En effet, à l’affiche : Sandra Bullock (Les Minions, Que Le Meilleur Gagne, Gravity…), pourtant aussi à l’aise dans une comédie que dans un drame, joue les maîtresses du jeu de façon très figée, Cate Blanchett (Thor – Ragnarok, Song To Song, Carol…) s’encanaille niveau look mais ne sort jamais de sa zone de confort, Mindy Kaling (The Mindy Project, Un Raccourci Dans le Temps…) est inhabituellement effacée, l’étrangeté caractéristique de Helena Bonham Carter (Alice De L’autre Coté du Miroir, Cendrillon…) est à peine exploitée, Rihanna (Valérian et la Cité des Mille Planètes…) est un stéréotype sur pattes, tandis que Sarah Paulson (American Horror Story, Pentagon Papers...) est tristement transparente. Seule Awkwafina (Nos Pires Voisins 2...) égaye un peu l’ensemble, tandis qu’Anne Hathaway (Colossal, Le Nouveau Stagiaire…) prouve qu’elle est adorable même en actrice trop gâtée.

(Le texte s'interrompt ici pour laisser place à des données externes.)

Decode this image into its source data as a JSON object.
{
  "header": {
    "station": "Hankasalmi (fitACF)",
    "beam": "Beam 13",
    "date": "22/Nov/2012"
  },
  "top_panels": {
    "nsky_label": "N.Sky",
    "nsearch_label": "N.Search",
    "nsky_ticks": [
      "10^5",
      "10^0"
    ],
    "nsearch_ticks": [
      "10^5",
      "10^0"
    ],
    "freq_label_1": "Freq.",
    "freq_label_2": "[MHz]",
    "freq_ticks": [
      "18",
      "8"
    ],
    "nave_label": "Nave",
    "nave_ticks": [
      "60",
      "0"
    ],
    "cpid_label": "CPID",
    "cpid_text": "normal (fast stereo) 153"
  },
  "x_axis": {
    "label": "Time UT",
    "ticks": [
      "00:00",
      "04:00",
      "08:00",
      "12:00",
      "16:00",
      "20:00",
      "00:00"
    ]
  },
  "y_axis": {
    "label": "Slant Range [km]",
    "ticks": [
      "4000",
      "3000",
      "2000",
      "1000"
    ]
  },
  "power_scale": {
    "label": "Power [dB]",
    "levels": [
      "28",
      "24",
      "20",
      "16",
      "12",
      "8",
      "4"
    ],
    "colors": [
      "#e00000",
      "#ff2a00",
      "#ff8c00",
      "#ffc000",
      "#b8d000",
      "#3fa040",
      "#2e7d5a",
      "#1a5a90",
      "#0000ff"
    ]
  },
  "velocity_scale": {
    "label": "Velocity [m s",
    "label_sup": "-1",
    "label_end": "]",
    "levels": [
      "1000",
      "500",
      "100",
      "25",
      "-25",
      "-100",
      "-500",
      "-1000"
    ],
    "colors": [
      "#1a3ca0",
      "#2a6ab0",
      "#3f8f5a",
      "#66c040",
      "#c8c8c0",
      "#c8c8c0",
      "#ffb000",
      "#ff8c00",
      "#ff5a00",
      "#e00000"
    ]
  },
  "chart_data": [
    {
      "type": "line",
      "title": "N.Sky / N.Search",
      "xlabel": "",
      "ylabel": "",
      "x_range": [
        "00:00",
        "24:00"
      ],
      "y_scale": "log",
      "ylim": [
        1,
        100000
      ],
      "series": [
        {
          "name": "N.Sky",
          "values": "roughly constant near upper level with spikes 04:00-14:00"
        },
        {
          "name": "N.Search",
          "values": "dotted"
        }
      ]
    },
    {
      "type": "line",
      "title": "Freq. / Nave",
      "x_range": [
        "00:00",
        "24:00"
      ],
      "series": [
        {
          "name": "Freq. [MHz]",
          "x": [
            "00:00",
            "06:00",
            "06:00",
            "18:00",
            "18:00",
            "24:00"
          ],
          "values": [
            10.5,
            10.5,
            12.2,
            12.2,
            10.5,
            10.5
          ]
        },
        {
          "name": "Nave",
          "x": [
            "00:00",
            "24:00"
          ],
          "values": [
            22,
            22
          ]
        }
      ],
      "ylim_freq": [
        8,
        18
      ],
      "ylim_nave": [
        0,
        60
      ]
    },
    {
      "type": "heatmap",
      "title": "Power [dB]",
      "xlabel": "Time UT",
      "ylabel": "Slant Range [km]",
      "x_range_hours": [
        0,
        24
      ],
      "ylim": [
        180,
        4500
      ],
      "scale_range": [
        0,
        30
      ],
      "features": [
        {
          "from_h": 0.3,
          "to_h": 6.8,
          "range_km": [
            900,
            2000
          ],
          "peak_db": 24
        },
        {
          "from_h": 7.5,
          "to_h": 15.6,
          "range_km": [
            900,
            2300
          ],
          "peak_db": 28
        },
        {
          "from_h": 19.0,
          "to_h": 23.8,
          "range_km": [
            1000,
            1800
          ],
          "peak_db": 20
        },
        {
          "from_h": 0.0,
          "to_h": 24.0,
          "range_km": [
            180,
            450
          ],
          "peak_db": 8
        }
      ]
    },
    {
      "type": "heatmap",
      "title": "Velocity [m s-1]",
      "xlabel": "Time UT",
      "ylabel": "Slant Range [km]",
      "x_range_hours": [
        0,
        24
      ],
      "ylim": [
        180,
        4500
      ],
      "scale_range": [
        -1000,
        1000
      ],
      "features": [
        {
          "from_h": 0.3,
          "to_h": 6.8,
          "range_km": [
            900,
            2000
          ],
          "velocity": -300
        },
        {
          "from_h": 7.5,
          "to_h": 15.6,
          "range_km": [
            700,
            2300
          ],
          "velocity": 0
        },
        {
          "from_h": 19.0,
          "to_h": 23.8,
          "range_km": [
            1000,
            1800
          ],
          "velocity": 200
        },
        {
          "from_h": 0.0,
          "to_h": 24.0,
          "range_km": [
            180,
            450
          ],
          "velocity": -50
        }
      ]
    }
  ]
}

Autour d’elles, Richard Armitage (Hannibal…) et James Corden (Into The Woods…) n’apportent pas grand chose, tandis que stars (Dakota Fanning, Katie Holmes…) et autres people (Anna Wintour, Kim Kardashian…) se succèdent dans le récit, tout comme le caméo d’acteurs issus de la saga initiale (ceux dont le cachet était le moins élevé, ne rêvez pas !).

En conclusion, Gary Ross livre un spin-off peu ambitieux, qui ne repose que sur la hype suscitée par ses têtes d’affiche, propulsé par une intrigue peu originale qui reprend les mêmes ingrédients que les premiers films Oceans… avec moins de panache. Baigné dans un univers « girly » à outrance, Ocean’s 8 se révèle trop caricatural dans son approche féminine dont le faste est très apparent mais pas vraiment communicatif. Dommage. À tenter.